Notice what has happened here: the basic histidine, with no tyrosine to deprotonate because of the mutation, is instead positioned to abstract a proton from the \(\beta \)-hydroxyl group of the new substrate, setting up a retroaldol cleavage. That was all it took to change a racemase into a retroaldolase, because the necessary PLP electron sink system was all left in place. The researchers predicted correctly that the phenyl ring of \(\beta \)-hydroxy tyrosine would fit nicely in the space left empty due to the tyrosine to alanine change in the mutant enzyme's structure
These results underline the close mechanistic relationship between two PLP-dependent reactions which, at first glance, appear to be quite different - and suggest that PLP-dependent racemases and aldolases may have evolved from a common 'ancestor' enzyme.

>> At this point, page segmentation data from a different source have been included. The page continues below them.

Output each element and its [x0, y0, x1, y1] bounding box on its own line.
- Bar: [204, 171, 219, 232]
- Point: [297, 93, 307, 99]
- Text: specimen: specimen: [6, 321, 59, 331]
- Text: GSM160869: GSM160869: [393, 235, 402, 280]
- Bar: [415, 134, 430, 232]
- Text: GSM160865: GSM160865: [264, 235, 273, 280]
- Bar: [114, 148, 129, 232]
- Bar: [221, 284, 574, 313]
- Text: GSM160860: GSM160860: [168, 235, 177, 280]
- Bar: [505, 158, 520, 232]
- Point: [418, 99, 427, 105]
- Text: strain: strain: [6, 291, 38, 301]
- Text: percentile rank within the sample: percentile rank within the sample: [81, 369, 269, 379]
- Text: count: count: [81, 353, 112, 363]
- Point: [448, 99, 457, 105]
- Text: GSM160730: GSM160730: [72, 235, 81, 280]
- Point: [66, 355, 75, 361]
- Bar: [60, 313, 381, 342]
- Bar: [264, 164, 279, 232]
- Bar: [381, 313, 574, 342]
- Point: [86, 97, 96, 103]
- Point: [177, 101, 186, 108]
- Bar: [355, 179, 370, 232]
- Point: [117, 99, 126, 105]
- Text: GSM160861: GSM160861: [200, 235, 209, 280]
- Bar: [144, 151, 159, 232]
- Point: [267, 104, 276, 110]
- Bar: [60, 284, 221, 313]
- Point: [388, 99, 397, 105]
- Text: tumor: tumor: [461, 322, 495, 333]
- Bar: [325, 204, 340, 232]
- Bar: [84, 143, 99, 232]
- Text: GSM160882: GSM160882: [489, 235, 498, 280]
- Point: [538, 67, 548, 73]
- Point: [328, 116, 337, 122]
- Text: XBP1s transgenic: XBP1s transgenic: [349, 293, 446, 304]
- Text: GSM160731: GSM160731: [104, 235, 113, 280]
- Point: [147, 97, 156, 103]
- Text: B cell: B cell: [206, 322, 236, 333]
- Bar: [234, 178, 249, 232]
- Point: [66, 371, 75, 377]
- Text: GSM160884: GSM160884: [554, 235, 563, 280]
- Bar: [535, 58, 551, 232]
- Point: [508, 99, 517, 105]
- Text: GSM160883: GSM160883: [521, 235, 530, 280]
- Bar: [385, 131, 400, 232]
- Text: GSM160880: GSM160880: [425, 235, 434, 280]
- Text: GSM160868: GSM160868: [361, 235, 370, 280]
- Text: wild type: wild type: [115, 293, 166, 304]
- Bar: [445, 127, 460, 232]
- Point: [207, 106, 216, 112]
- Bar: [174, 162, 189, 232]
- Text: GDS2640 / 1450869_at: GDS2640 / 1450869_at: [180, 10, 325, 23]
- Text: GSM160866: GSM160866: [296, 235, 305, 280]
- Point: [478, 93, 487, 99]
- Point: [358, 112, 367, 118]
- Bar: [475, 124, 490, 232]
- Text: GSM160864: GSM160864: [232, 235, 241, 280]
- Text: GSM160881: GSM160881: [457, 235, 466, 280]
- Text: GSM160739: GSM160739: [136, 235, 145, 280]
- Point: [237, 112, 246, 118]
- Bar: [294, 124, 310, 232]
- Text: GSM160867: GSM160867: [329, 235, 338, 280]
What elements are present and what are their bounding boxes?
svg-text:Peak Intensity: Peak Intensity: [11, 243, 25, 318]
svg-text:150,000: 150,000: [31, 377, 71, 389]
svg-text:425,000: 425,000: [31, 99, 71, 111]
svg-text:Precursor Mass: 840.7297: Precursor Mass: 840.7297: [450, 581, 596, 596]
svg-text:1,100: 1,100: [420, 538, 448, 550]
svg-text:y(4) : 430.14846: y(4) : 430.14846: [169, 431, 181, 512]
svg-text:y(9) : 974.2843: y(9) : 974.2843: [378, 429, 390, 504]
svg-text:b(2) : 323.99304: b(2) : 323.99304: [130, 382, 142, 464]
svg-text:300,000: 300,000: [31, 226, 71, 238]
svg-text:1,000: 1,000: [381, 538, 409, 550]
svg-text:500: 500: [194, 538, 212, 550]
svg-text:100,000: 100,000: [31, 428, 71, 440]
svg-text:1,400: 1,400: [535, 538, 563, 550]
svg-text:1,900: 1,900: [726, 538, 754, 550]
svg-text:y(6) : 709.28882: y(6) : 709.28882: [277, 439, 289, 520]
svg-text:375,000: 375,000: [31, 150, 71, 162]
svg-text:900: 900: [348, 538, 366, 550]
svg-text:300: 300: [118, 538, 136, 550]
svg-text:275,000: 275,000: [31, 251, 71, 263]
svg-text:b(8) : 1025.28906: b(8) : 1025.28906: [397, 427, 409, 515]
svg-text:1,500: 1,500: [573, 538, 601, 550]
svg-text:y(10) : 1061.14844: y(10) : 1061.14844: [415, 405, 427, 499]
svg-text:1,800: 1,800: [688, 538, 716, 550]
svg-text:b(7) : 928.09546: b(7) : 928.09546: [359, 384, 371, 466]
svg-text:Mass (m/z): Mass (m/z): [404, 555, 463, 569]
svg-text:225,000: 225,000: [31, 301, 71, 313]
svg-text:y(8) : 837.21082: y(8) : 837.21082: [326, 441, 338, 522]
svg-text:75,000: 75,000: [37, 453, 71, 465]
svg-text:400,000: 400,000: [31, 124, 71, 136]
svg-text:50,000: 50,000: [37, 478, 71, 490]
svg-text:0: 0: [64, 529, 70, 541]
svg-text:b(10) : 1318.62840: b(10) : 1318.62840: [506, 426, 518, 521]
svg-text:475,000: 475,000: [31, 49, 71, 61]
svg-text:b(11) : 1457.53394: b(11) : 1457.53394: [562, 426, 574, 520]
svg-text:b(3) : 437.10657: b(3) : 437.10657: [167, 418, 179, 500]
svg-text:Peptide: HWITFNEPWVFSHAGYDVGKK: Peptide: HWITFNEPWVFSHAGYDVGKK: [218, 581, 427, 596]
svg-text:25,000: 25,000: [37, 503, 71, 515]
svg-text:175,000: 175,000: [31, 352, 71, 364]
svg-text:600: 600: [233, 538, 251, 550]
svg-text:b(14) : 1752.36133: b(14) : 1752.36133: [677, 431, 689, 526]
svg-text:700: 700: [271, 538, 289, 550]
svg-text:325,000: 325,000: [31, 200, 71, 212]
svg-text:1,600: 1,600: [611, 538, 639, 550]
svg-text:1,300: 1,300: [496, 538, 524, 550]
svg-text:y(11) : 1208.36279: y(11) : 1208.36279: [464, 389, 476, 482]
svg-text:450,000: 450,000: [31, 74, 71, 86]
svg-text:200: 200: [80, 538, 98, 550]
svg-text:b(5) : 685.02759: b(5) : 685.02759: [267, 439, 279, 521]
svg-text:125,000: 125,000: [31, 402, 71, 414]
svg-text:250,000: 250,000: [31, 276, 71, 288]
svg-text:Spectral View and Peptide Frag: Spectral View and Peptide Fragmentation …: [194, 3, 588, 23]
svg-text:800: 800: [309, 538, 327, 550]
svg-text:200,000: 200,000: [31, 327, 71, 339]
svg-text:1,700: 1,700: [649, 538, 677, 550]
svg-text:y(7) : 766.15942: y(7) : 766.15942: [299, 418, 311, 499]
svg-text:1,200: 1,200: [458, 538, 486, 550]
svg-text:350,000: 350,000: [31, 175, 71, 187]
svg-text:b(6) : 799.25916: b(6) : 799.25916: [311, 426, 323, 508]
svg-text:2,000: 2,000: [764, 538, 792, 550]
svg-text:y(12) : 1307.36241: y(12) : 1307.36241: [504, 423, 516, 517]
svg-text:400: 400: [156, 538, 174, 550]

Stereoelectronic considerations of PLP-dependent reactions
Recall that all PLP-dependent reactions involve the cleavage of one of the bonds coming from the \(\alpha \)-carbon of an amino acid substrate, with the coenzyme serving as an 'electron sink' to stabilize the intermediate that results. PLP-dependent enzymes accelerate this bond-breaking step by binding the substrate-PLP adduct in a conformation such that the bond being broken is close to perpendicular to the plane formed by the conjugated \(\pi \) system of PLP: this way, as the \(\alpha \)-carbon transitions from \(sp^3\) to \(sp^2\) hybridization, the unhybridized \(\pi \) orbital is already oriented to overlap with the rest of the conjugated system. For example, in alanine racemase the first step is cleavage of the \(C\alpha -H\) bond, so it must be that bond which is positioned near-perpendicular to the PLP plane:

Likewise, in an amino acid decarboxylase, the \(C\alpha \)-carboxylate bond is held near-perpendicular to the PLP plane, and in hydroxymethyltransferase, the \(C\alpha -C\beta \) bond is in the perpendicular orientation:

These are all good examples of how enzymatic catalysis is achieved, in part, by the ability of the active site to bind the substrate molecule in a specific conformation which contributes to the lowering of the activation energy of a key reaction step.